В последнее время мы сталкиваемся со многими законодательными инициативами Государственной думы, про которые хочется сказать: «Не с этого надо начинать!» На днях депутат Поневежский («Единая Россия») предложил весьма сомнительный способ борьбы с подростковой преступностью, а именно: снизить возраст уголовной ответственности до 14 лет, а по некоторым составам преступлений и вовсе до 12.
Конечно, обеспокоенность депутата можно понять: преступления, совершаемые подростками, всегда вызывают резонанс в обществе и в среде специалистов. Но бороться с этой проблемой надо совсем не так, как со взрослой преступностью. По-хорошему, такие проблемы надо обсуждать широким кругом, привлекая к обсуждению, помимо депутатов и силовиков, преподавателей, психологов, родительское сообщество. Вместо этого у нас ищутся простые решения. Самое простое — конечно, снизить возрастную планку, ужесточить наказание и «закрыть» всех, кого можно. Но когда мы говорим о подростках, нужно понимать, что ситуация здесь — особая. Даже если за какие-то преступления будут сажать с 12—13 лет, то, отбыв наказание, подросток выйдет на свободу еще молодым человеком, но уже прошедшим тюремные «университеты», курсы повышения криминальной квалификации. То есть страна сама подготовит бандита и, скорее всего, — рецидивиста. Это реальность: процент рецидива среди подростков, которые уже «сидели», у нас очень высокий — порядка 40%.
Необходимо понимать, что идея судебного разбирательства с подростками — это идея не наказания, а перевоспитания. Ведь в 12—14 лет многие социальные и этические позиции у человека еще не сформированы. И если бы мы могли знать, что суд над такими детьми будет направлен на их адаптацию к нормальной жизни, перевоспитание, — вот тогда бы можно было говорить о необходимости вводить ответственность. Но мы же знаем, что это не так: суды избирают жесткие меры наказания, подросток отправляется в места заключения, а дальше — рецидив… И опять — по кругу.
Между тем положительный опыт перевоспитания трудных подростков есть. Например, в Германии. Детей, совершивших преступление, там направляют в специальные школы (закрытые, конечно, поскольку речь все равно идет о наказании). В этих школах с детьми работают специально обученные педагоги, их стараются социализировать, дать профессию. И процент рецидива там значительно ниже, чем у нас. В Англии детей, совершивших преступление, не отправляют в колонию, а отдают в профессиональную полицейскую семью. К тому же родители в этой семье не только полицейские, но и дипломированные психологи. И все наказание подростка заключается в том, что за ним наблюдают, и достаточно строго, в семье. Но это все-таки не тюрьма. И это тоже дает результаты.

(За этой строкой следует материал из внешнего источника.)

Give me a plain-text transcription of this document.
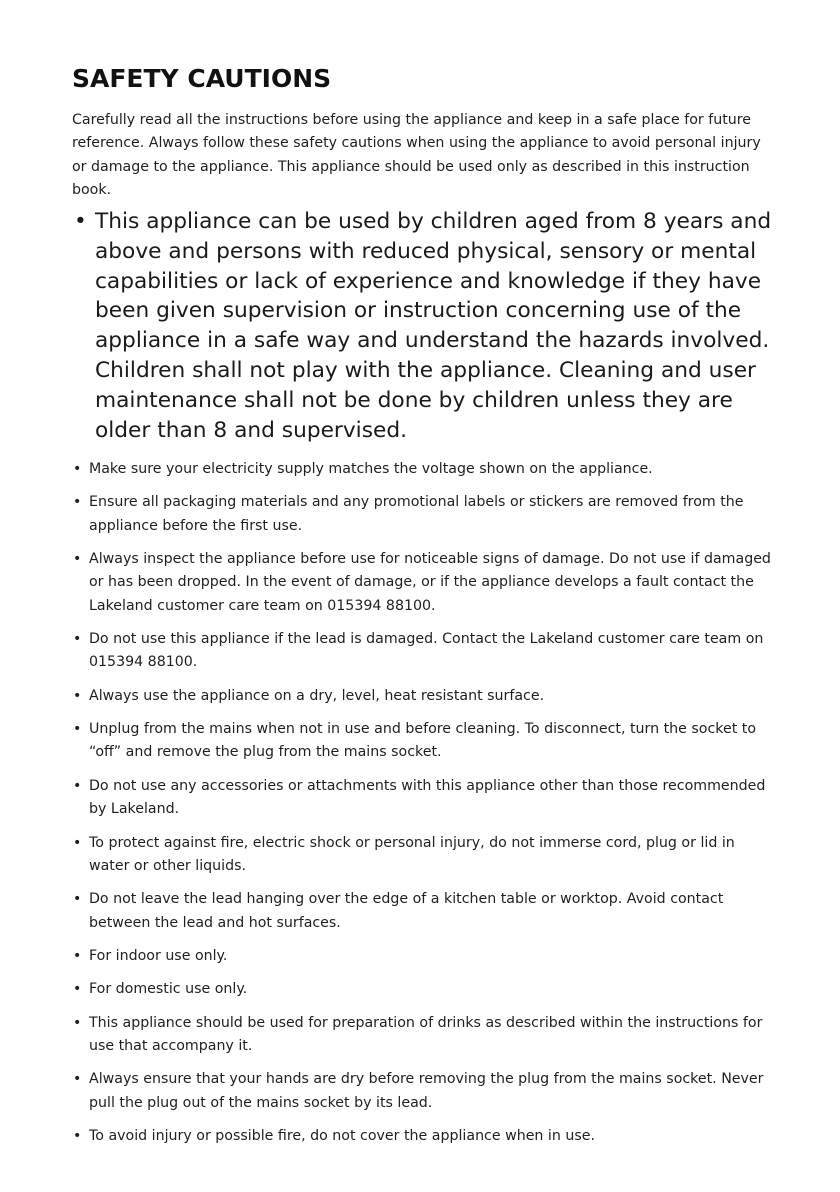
SAFETY CAUTIONS

Carefully read all the instructions before using the appliance and keep in a safe place for future reference. Always follow these safety cautions when using the appliance to avoid personal injury or damage to the appliance. This appliance should be used only as described in this instruction book.

• This appliance can be used by children aged from 8 years and above and persons with reduced physical, sensory or mental capabilities or lack of experience and knowledge if they have been given supervision or instruction concerning use of the appliance in a safe way and understand the hazards involved. Children shall not play with the appliance. Cleaning and user maintenance shall not be done by children unless they are older than 8 and supervised.
• Make sure your electricity supply matches the voltage shown on the appliance.
• Ensure all packaging materials and any promotional labels or stickers are removed from the appliance before the first use.
• Always inspect the appliance before use for noticeable signs of damage. Do not use if damaged or has been dropped. In the event of damage, or if the appliance develops a fault contact the Lakeland customer care team on 015394 88100.
• Do not use this appliance if the lead is damaged. Contact the Lakeland customer care team on 015394 88100.
• Always use the appliance on a dry, level, heat resistant surface.
• Unplug from the mains when not in use and before cleaning. To disconnect, turn the socket to “off” and remove the plug from the mains socket.
• Do not use any accessories or attachments with this appliance other than those recommended by Lakeland.
• To protect against fire, electric shock or personal injury, do not immerse cord, plug or lid in water or other liquids.
• Do not leave the lead hanging over the edge of a kitchen table or worktop. Avoid contact between the lead and hot surfaces.
• For indoor use only.
• For domestic use only.
• This appliance should be used for preparation of drinks as described within the instructions for use that accompany it.
• Always ensure that your hands are dry before removing the plug from the mains socket. Never pull the plug out of the mains socket by its lead.
• To avoid injury or possible fire, do not cover the appliance when in use.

Нам надо начинать с другого конца: не сажать детей в тюрьмы, а выстраивать систему реабилитации. Даже если говорить о судебной системе, то она для подростков должна быть именно реабилитационной. Суд не должен выносить жестких решений в отношении несовершеннолетних, он должен учитывать и понимать особенности подростковой психики. В России эту идею не только не поддерживают, но даже оказывают сопротивление — мол, это все «западное». Но на самом деле такие особенные суды существовали еще в Петербурге в начале ХХ века и работали в них самые квалифицированные судьи. При советской власти тоже были положительные моменты в перевоспитании подростков — это, например, специальные образовательные учреждения, училища. До недавнего времени они были и в России, но сейчас, в связи с укрупнением школ, эти учреждения сливают с остальными. И это большая ошибка.
В Москве раньше существовала школа «Шанс» — это была школа закрытого типа, но с бассейнами, мастерскими, с разработанной системой реабилитации и помощи подросткам. Сегодня, к сожалению, эта школа тоже перепрофилируется. Причина: туда направляют мало детей. А мало направляют потому, что судьи в основном предпочитают жесткие наказания для подростков. Ростки детской юстиции ХХIвека не приживаются на почве нашей системы наказаний.
Конечно, многое зависит и от родителей, и особенно от нашего менталитета. Необходима профилактика преступлений, а она начинается с семьи. Допустим, вы родитель трудного ребенка. Он трудным стал когда — в 3 месяца, в год, полтора, в семь лет? С таким ребенком нужно идти к психологу, пока он еще не совершил преступления. Это у нас в стране считается ненормальным, но на деле — это абсолютно нормально. У нас любят бороться не с преступлениями, а с преступниками. Но ведь предупреждать преступления — намного эффективнее.
Социальные службы, специальные образовательные учреждения, психологи — вот кто должен стоять на страже нравственности наших «трудных подростков». Вместо этого мы выбираем самый простой путь, по которому мы далеко не уедем…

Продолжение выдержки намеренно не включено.